Lord Wolfson, Next  

“To that extent, we’re acting more like a venture capitalist where we’re taking a view on the future of a brand and its management team, rather than actively going in and taking over.”

“There are two reasons why we don’t want to actively run them. The first is so we don’t lose focus on Next and the second is so we don’t kill the businesses we’re buying,” he says.

“Our sense is the thing that makes brands special is their independence, and the risk of retail conglomerates is that they end up snuffing out the very thing that they sought to buy – the flair, imagination and independent thinking of the people that run the business.” 

Altogether, the five brands are expected to deliver around £10m of profit in their first year of operations, while Next will rake in an extra £20m from its equity share.

Broader appeal

The development of Total Platform forms part of a wider online shift.

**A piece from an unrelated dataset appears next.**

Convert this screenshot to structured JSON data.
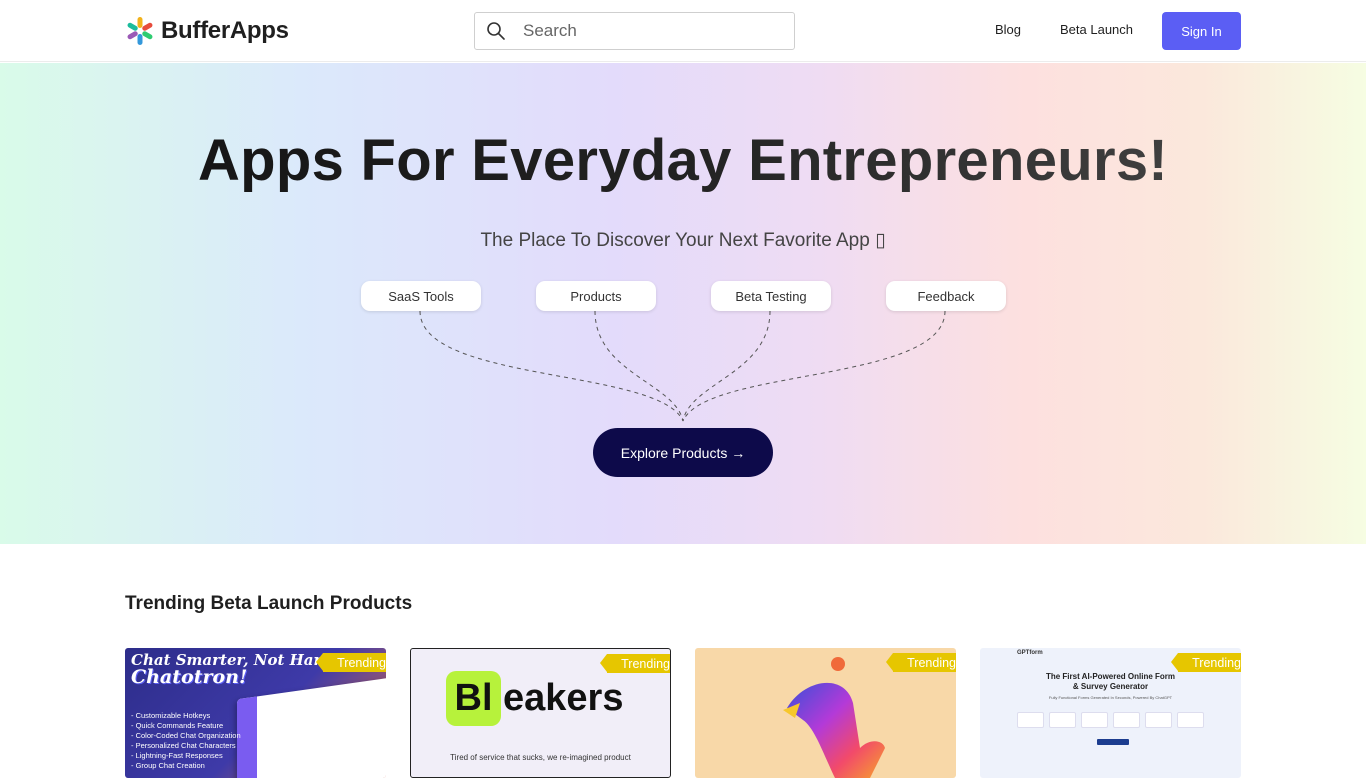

While Next has suffered a decline in profits during the pandemic, it has grown and expanded its online customer base to reach a wider range of demographics.

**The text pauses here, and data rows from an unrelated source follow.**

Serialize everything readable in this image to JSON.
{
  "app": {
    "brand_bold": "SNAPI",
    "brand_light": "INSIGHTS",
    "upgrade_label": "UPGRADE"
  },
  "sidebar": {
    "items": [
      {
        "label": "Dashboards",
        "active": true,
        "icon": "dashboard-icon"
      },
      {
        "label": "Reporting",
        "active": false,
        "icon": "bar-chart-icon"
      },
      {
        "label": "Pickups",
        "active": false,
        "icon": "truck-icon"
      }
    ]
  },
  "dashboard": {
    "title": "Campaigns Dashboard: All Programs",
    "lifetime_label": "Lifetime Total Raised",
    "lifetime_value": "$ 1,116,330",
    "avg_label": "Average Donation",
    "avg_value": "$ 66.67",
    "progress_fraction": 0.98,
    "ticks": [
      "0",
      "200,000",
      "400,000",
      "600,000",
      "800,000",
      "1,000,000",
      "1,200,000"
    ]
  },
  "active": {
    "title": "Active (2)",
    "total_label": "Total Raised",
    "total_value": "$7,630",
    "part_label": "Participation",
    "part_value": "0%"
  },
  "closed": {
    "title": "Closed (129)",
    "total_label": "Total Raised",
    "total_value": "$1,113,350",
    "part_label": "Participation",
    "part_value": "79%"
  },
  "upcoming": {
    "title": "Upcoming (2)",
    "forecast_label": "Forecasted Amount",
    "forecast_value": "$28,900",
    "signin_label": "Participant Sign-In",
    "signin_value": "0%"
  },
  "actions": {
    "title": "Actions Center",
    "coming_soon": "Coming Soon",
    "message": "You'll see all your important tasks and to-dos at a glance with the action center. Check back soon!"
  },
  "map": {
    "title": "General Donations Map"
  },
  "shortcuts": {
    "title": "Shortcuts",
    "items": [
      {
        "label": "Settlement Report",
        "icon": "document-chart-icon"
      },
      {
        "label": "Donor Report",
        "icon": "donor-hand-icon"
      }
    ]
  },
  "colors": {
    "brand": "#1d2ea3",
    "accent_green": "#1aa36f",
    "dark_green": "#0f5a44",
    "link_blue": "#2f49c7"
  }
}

Most notably, its fastest-growing customer segments are the oldest (over-60s) and the youngest (20 and under), which increased 40% and 49% year on year respectively.

Wolfson attributes that to the broad appeal of Next’s ranges and the new brands now found on its website.

With the three launches planned in the next year, Wolfson would not be drawn on how big Total Platform will be, but instead looked to Next’s past innovations as guides.

“The point we’re at pains to make is that the way that Next has operated over the last 20 years when we’ve started new businesses is to try things and make as good a go of it as you can. And where we can, we’ve grown them as fast as possible, and where we haven’t we’ve shut them,” he says, pointing to the success of Label and international.

“To understand the potential of the business, we’ve got to, first of all, implement these five contracts to the very best of our ability, see what effect it has on our partner sales, see what the economics look like when they’re actually up and running, rather than on a spreadsheet because the two are often different, and then we’ve got to see what demand is like. 

“Only once you’ve got all those pieces in place will we have any sense of what the business could or couldn’t achieve over the next 10 years.”

Wolfson is also under no illusions that Next’s approach could not be replicated in future by rivals, but he remains confident in the proposition.

“Ultimately, there’s nothing that one business can do that any business can’t do, but I think we’ve got a headstart in that we’ve got the integration between warehousing, call-centres, stores, retail systems, retail distribution, websites and so on. 

“At the moment, you could outsource any of those things individually but you’d be hard-pushed to source them all in our sector, particularly for specialist products like hanging garments and boxed garments.

“I think we will see a lot of retailers across the world beginning to leverage their infrastructure to sell other people’s brands,” he concludes, citing John Lewis and Asos as examples of those who have already done so.

Total Platform is a new venture for Next, leveraging its strengths to boost its own appeal and help other retailers in the meantime. But since its other businesses have flown in the past, there seem to be few reasons why Lord Wolfson’s latest innovation won’t also pay off in the future.